本記事は、司拓也氏の著書『人前が苦手なら、ポーカーボイスで話せばいい。 声の悩みを解決する8つの簡単メソッド』(ポプラ社)の中から一部を抜粋・編集しています
緊張はあなたの「敵」ではない
さて、ここまで「緊張を悟られないような声」になるための必要性について、いろいろとご紹介してきました。
でもひとつ、大切なことを伝えさせてください。
「緊張」は悪いものではありません。
緊張が起こるメカニズムはシンプルです。
自分にとって慣れない状況だからこそ、「失敗したらどうしよう」「相手に変な風に思われたらどうしよう」と考えてしまい、頭の緊張が心に伝わり、ネガティブな気持ちになって、その緊張が身体に伝わる。そうした負のスパイラルにハマることから起こるものです。
全然刺激のない状況だと、多くの場合は緊張しません。
新しいことにチャレンジしたり、新しい人に会ったりはもちろんのこと、自分が慣れていない状況だからこそ、緊張は起こります。
何十年来の友達に会うときに、緊張しながら話す人なんて、ほとんどいないのではないでしょうか。また、運転などの自分が何十年間も続けてきた行為をするとき、緊張する人もほとんどいないでしょう。
つまり、緊張しているということは、あなた自身が新しいなにか、あるいは自分が不慣れななにかに挑戦しているということです。慣れないものに、必死で適応しようとするから緊張する。知らないことに真摯に向き合おうとするからこそあらわれる心の仕組みだと理解しましょう。
また、緊張があるからこそ、高いパフォーマンスが出せることも多々あります。
オリンピック選手を例に考えてみても、わかるはず。全世界の人が見守るなか、ひとつでもミスをしたら負けてしまう。そんな想像しただけでも間違いなく緊張する大勝負です。それにもかかわらず、ときには練習ですら出せなかったような、自己新記録をたたき出す選手もいます。
それは、緊張の特性をうまく引き出し、利用しているからこそ。自分の緊張に動揺せず、飲みこまれなければ、逆に高い成果を得ることができます。
緊張しているときは、いつもの何倍も準備に時間をかけたり、失敗しないようにと細心の注意を払います。
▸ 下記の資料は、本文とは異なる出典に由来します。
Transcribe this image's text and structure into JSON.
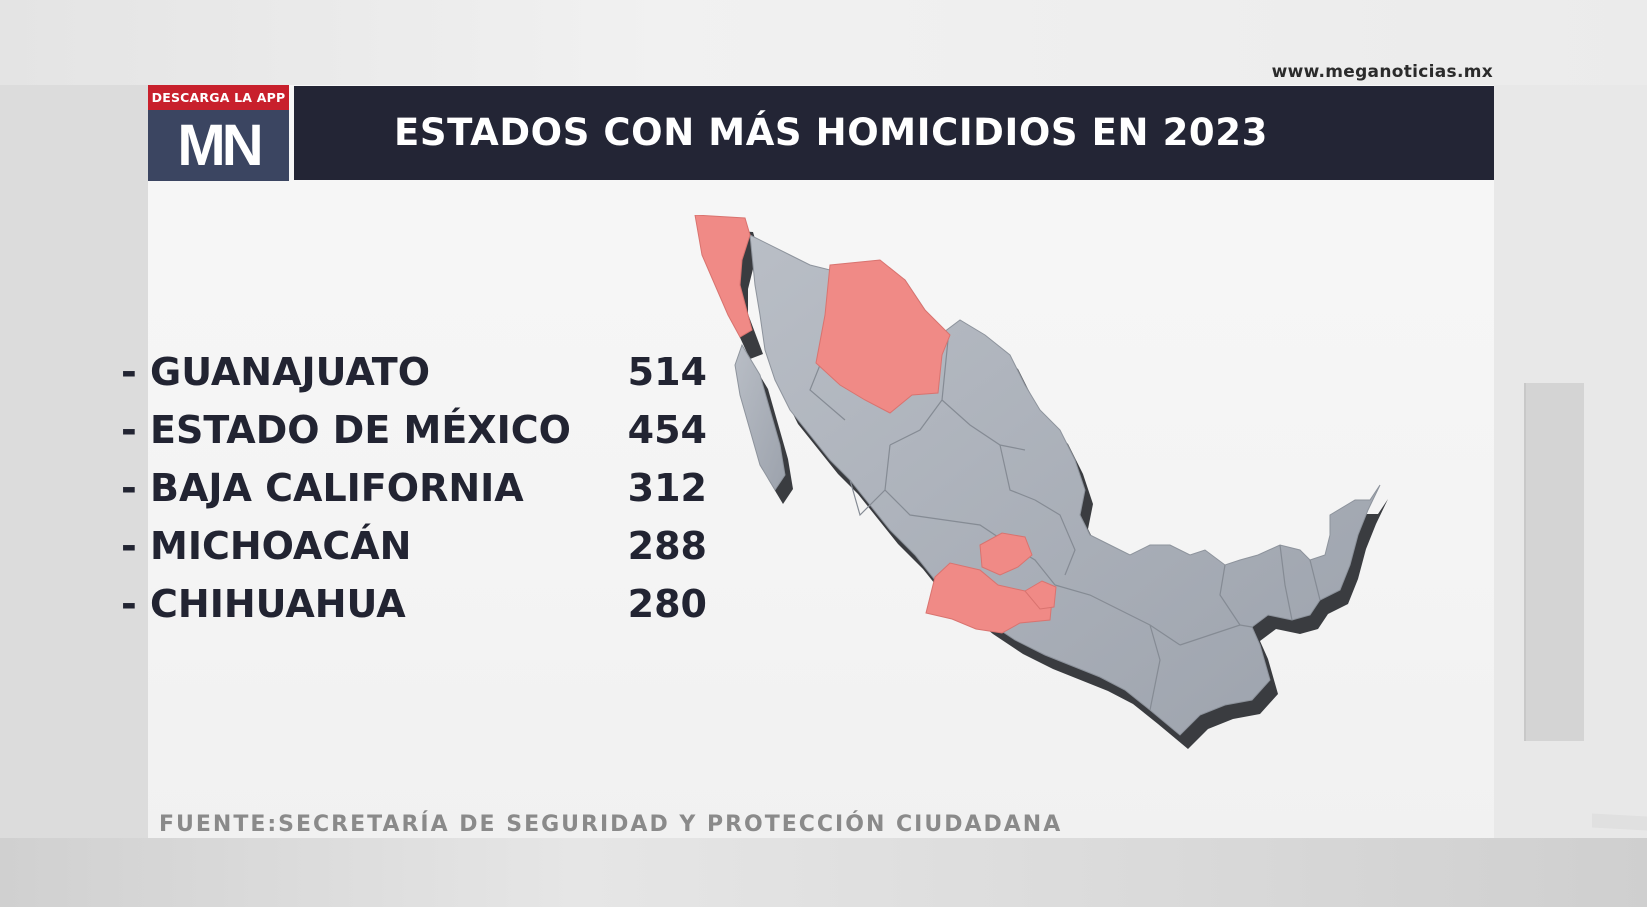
{
  "header": {
    "website": "www.meganoticias.mx",
    "logo_banner": "DESCARGA LA APP",
    "logo_text": "MN",
    "title": "ESTADOS CON MÁS HOMICIDIOS EN 2023"
  },
  "ranking": [
    {
      "state": "- GUANAJUATO",
      "value": "514"
    },
    {
      "state": "- ESTADO DE MÉXICO",
      "value": "454"
    },
    {
      "state": "- BAJA CALIFORNIA",
      "value": "312"
    },
    {
      "state": "- MICHOACÁN",
      "value": "288"
    },
    {
      "state": "- CHIHUAHUA",
      "value": "280"
    }
  ],
  "source": "FUENTE:SECRETARÍA DE SEGURIDAD Y PROTECCIÓN CIUDADANA",
  "map": {
    "country": "Mexico",
    "highlighted_states": [
      "Guanajuato",
      "Estado de México",
      "Baja California",
      "Michoacán",
      "Chihuahua"
    ],
    "highlight_color": "#f08a86",
    "base_color": "#a9afb8",
    "side_color": "#3a3c40"
  },
  "colors": {
    "title_bar": "#232535",
    "logo_red": "#c8202c",
    "logo_blue": "#3b4561"
  }
}
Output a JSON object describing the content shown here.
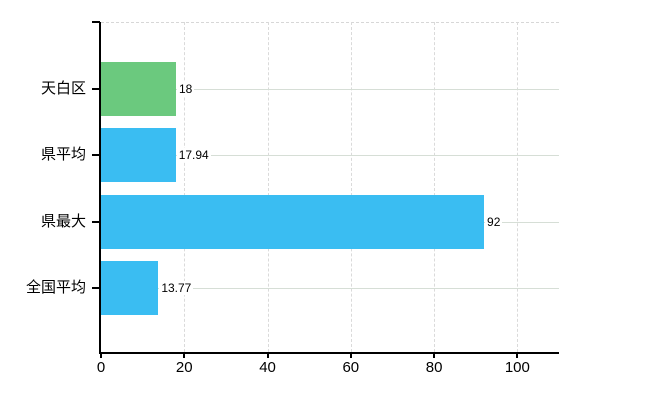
{
  "chart_data": {
    "type": "bar",
    "orientation": "horizontal",
    "title": "",
    "xlabel": "",
    "ylabel": "",
    "categories": [
      "天白区",
      "県平均",
      "県最大",
      "全国平均"
    ],
    "values": [
      18,
      17.94,
      92,
      13.77
    ],
    "value_labels": [
      "18",
      "17.94",
      "92",
      "13.77"
    ],
    "bar_colors": [
      "#6bc97e",
      "#3abdf2",
      "#3abdf2",
      "#3abdf2"
    ],
    "xlim": [
      0,
      110
    ],
    "xticks": [
      0,
      20,
      40,
      60,
      80,
      100
    ],
    "grid": true,
    "legend": false,
    "colors": {
      "axis": "#000000",
      "text": "#000000",
      "h_gridline": "#d6ded6",
      "v_gridline": "#dadada",
      "background": "#ffffff"
    }
  }
}
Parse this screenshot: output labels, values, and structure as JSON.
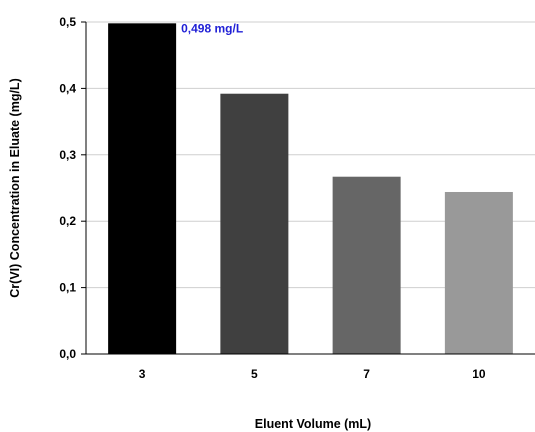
{
  "chart_data": {
    "type": "bar",
    "categories": [
      "3",
      "5",
      "7",
      "10"
    ],
    "values": [
      0.498,
      0.392,
      0.267,
      0.244
    ],
    "colors": [
      "#000000",
      "#404040",
      "#666666",
      "#999999"
    ],
    "xlabel": "Eluent Volume (mL)",
    "ylabel": "Cr(VI) Concentration in Eluate (mg/L)",
    "ylim": [
      0,
      0.5
    ],
    "yticks": [
      0,
      0.1,
      0.2,
      0.3,
      0.4,
      0.5
    ],
    "ytick_labels": [
      "0,0",
      "0,1",
      "0,2",
      "0,3",
      "0,4",
      "0,5"
    ],
    "grid": true,
    "annotations": [
      {
        "category": "3",
        "text": "0,498 mg/L",
        "color": "#1f1fd6"
      }
    ]
  }
}
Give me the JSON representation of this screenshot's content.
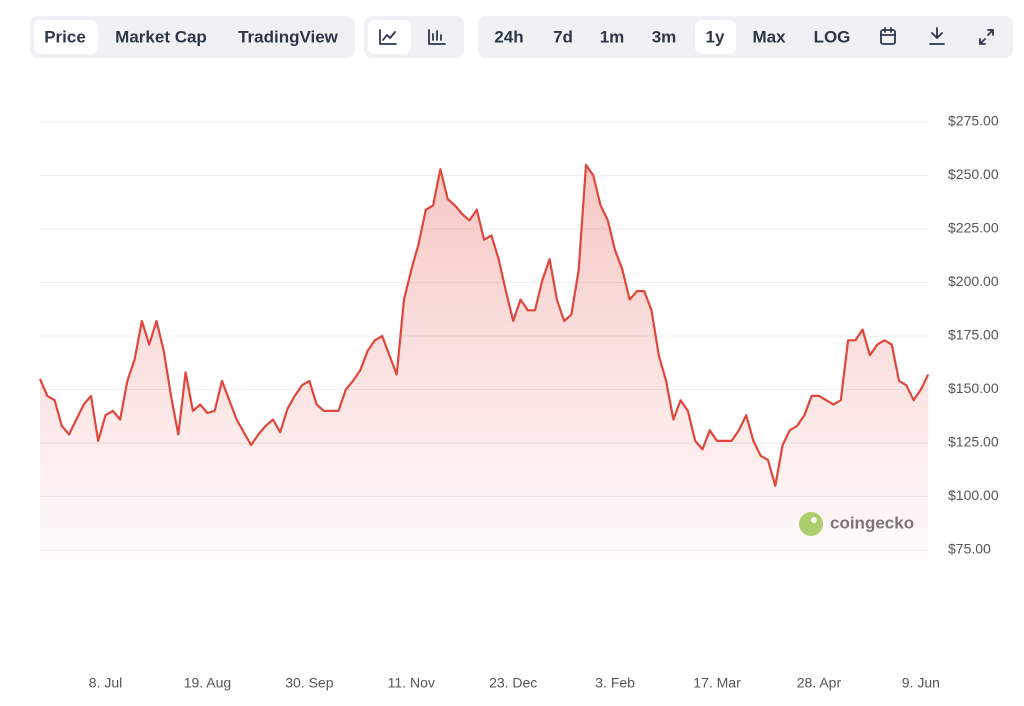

だからこそ、慣れてしまって、何も考えずにこなしているときより、高い成果を挙げられるのです。
私の受講生の方々からも、こんな声が寄せられています。
以前はプレゼン前などになると、「失敗したらどうしよう……」「可能なら、いますぐこの場から逃げ出したい……」という気持ちがわきでてきて、「言葉が出てこない」「声が震えてしまう」という症状が頻発していました。 そのたびに、上司やクライアントからは、「もっと落ちついて」「最後まで話せるのか、プレゼン内容に集中できなかった」などと言われてきました。 ポーカーボイスを身に着け緊張との向き合い方を知ってからは、緊張に押しつぶされることはなくなりました。 失敗への恐れではなく、どうしたらうまくいくかにフォーカスすることができるようになったことは大きな収穫です。(30代・男性・会社員)
ポーカーボイスのトレーニングを受けたことで、行動の選択肢が増えたように思います。たとえば、以前なら、「やりたいけど、プレゼンや企画会議で思うように発言できないに決まっている」と思って、避けていた新規プロジェクトへの参加も、「声や話し方で馬鹿にされることはない」という自信が出たせいか、自分から参加できるようになりました。 やはりいまだに人前に出るときは緊張します。でも、それは「声を馬鹿にされる」というネガティブな緊張ではなく、「新しいことにチャレンジするワクワク感」を秘めた、ポジティブな緊張になったように思います。(20代・女性・会社員)
「緊張が人のパフォーマンスをアップする」。
その効果を検証したのが、ロチェスター大学の心理学者であるジェレミー・ジェイミソン博士の行った実験です。
この実験では、大学院進学適性試験に向けて勉強中の学生を2つのグループに分け、試験を受けさせたのです。片方のグループの学生には「不安を感じると成績が悪くなると思っているかもしれませんが、そうとは限りません。もし、テスト中に不安を感じたら、〝ストレスのおかげでうまくいきそうだ〟と思いましょう」と記載しました。
すると、このメッセージを記載された学生は、メッセージが何も書かれなかった学生よりも点数が良いという結果に。
仮に緊張やプレッシャーを感じたとしても、それをネガティブなものだと思わず、「チャレンジをしているチャンスである」とポジティブに考えることで、身体がリラックスし、モチベーションが高まります。
緊張はあなたの敵ではなく、あなたを成長させてくれる大切な味方である。そのことを、ぜひ知ってください。